Explosions have rocked an ammunition depot and disrupted trains in Russian-annexed Crimea, the latest such incident in a region Moscow uses as a supply line for its war in Ukraine.

Moscow’s senior representative in the region, Sergei Aksyonov, confirmed that two people were wounded, railway traffic halted and about 2000 people evacuated from a village near the military depot, but he skirted talk of a cause.

Ukraine hinted at involvement which, if true, could show it has new capability to strike deeper into Russian territory, potentially changing the dynamic of the six-month war.

The Crimean peninsula on the Black Sea, which Russia seized from Ukraine in 2014 in a move unrecognised by most countries, is the base of Russia’s Black Sea Fleet and popular in the summer as a holiday resort.

Last week, blasts at a military air base on Crimea’s western coast caused extensive damage and destroyed several Russian warplanes.

Moscow called that an accident, though simultaneous blasts left craters visible from space.

In Tuesday’s incident, an electricity substation also caught fire near the town of Dzhankoi, according to footage on Russian state TV.

It showed large explosions on the horizon that authorities said came from the ammunition detonations.

Russia’s RIA news agency said seven passenger trains had been delayed and that rail traffic on part of the line in northern Crimea had been suspended.

That could disrupt its ability to support troops in Ukraine with military hardware.

Ukraine has not officially confirmed or denied responsibility for explosions in Crimea, though its officials have openly cheered incidents in territory that, until last week, appeared safe in Moscow’s grip beyond range of attack.

On Tuesday, Ukrainian presidential adviser Mykhailo Podolyak tweeted cryptically: “A reminder: Crimea (as a) normal country is about the Black Sea, mountains, recreation and tourism, but Crimea occupied by Russians is about warehouse explosions and high risk of death for invaders and thieves. Demilitarisation in action.”

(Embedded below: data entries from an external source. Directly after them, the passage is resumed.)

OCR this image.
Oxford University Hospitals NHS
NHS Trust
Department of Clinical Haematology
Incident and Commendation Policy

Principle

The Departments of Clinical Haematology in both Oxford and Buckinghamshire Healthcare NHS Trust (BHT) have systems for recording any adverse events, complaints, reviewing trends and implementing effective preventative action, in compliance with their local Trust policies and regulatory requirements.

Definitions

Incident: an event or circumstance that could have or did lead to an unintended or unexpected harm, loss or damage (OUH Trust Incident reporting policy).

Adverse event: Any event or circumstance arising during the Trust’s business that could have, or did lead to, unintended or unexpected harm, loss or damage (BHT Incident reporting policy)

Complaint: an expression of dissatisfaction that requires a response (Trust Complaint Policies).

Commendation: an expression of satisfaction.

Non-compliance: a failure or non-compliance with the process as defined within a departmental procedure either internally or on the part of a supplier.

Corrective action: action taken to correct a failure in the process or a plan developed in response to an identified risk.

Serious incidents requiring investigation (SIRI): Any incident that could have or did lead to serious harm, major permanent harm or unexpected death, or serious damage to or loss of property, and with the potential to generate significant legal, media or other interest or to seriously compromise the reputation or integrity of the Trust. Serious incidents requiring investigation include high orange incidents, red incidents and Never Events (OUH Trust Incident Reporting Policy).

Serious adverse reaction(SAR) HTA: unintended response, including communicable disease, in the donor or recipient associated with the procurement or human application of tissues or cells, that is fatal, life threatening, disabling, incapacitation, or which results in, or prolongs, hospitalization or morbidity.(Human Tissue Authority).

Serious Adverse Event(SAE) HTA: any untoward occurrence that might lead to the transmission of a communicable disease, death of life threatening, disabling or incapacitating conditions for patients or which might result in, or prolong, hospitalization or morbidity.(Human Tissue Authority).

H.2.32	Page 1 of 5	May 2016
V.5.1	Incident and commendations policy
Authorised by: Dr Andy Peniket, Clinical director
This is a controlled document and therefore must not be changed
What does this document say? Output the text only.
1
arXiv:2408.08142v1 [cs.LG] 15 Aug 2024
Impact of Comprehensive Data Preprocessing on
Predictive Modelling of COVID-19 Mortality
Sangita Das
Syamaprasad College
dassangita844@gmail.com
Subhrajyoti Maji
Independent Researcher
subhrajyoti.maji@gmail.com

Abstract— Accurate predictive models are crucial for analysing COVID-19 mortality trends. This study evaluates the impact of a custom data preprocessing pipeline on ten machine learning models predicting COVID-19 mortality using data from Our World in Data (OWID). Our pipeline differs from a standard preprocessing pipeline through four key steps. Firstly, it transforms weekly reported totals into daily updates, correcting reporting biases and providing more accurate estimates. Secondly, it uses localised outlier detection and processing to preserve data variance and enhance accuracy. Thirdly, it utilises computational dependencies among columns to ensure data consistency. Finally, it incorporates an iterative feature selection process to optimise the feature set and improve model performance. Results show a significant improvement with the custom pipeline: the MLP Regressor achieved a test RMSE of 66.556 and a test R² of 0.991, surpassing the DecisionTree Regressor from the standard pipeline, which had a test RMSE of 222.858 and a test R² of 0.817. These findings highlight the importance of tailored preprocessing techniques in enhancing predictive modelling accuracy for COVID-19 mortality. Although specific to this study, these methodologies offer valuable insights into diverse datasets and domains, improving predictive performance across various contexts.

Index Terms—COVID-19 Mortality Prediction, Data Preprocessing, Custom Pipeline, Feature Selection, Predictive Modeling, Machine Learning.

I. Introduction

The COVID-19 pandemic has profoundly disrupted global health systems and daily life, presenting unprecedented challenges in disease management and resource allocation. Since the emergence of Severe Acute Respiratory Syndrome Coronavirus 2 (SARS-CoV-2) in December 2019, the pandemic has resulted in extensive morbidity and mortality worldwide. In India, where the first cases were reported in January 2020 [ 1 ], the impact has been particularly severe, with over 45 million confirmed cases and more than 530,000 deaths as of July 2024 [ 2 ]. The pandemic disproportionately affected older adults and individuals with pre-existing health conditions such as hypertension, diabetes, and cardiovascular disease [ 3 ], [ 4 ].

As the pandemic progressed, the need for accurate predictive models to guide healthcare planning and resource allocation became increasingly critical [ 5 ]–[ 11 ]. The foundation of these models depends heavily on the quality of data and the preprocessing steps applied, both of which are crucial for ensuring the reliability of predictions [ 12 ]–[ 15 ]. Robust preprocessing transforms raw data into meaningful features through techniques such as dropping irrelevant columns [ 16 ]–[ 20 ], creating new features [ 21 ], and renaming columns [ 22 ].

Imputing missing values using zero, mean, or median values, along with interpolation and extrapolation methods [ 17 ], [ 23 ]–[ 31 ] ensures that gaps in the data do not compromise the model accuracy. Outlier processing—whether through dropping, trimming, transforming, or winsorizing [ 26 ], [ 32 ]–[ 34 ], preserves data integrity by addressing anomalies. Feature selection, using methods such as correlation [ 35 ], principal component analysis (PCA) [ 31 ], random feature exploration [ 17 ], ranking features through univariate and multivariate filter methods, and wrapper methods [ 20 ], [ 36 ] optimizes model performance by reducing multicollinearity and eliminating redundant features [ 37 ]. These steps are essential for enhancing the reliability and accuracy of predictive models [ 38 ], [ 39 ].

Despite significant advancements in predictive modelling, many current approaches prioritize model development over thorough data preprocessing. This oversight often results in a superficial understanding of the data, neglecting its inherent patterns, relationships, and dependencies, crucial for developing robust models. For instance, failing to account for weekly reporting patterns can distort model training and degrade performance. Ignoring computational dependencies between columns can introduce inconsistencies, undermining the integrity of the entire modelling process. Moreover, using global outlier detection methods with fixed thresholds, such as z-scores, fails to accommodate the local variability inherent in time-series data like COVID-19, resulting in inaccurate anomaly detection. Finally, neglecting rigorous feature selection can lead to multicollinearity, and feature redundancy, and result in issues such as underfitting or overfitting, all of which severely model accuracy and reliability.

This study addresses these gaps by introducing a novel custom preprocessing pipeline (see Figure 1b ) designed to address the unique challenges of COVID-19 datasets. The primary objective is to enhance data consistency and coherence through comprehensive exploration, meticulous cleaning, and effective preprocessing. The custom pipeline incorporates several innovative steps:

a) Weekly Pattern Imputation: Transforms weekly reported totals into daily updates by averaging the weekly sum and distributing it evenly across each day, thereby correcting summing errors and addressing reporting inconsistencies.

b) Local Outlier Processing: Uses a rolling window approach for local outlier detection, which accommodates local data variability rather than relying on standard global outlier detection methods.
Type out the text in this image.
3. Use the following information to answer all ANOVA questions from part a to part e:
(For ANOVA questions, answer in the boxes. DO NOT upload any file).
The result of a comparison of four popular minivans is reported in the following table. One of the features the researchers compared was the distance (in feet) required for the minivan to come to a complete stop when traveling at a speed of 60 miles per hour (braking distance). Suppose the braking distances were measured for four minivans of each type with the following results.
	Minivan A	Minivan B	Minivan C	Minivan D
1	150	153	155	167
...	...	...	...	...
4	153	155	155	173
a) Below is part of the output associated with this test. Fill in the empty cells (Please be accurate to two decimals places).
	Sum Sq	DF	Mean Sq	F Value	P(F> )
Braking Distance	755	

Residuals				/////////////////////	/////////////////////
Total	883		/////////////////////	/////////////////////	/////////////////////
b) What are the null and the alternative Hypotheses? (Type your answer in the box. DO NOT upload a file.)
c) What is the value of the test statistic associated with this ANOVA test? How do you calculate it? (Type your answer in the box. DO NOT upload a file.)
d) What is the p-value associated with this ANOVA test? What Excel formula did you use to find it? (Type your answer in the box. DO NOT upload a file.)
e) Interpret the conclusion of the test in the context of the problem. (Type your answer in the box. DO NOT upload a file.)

Kyiv aims to disrupt Russian supply lines ahead of a planned Ukrainian counterattack.

Like the air base, the ammunition depot is out of range of the main rockets Western countries acknowledge giving Ukraine, raising the prospect that it has acquired new capability.

With the war raging since February 24, attention has also focused in recent days on shelling in the vicinity of the Zaporizhzhia nuclear plant in southern Ukraine. Both sides have blamed each other for risks to Europe’s largest nuclear facility, which Russia has seized though Ukrainian technicians operate it.

Ukrainian President Volodymyr Zelenskiy has accused Russia of using the site as a shield for attacks and risking a nuclear catastrophe. He wants new sanctions on Moscow’s nuclear sector.

Russian officials say it is their enemies who are shelling.

Reuters could not immediately verify battlefield reports.

Russia calls its invasion a “special military operation” to demilitarise its neighbour, protect Russian-speaking communities and push back against the NATO military alliance’s expansion.

Ukraine and Western backers accuse Russian President Vladimir Putin of waging an imperial-style war of conquest.

Putin accused the United States of trying to “drag out” conflict in Ukraine by supporting the Zelenskiy government. 

Washington also wanted to extend a “NATO-like system” into the Asia-Pacific region after “a thoroughly planned provocation” with US House of Representatives Speaker Nancy Pelosi’s visit to Chinese-claimed Taiwan this month, Putin told a conference.

Even as the biggest attack on a European state since 1945 ground on, there was progress on a grain deal to ease a global food crisis created by the conflict.

The ship Brave Commander left the Ukrainian port of Pivdennyi, carrying the first cargo of humanitarian food aid bound for Africa from Ukraine since Russia’s invasion.

Ukraine’s grain exports have slumped because of the closure of its Black Sea ports, driving up global food prices and sparking fears of shortages in Africa and the Middle East.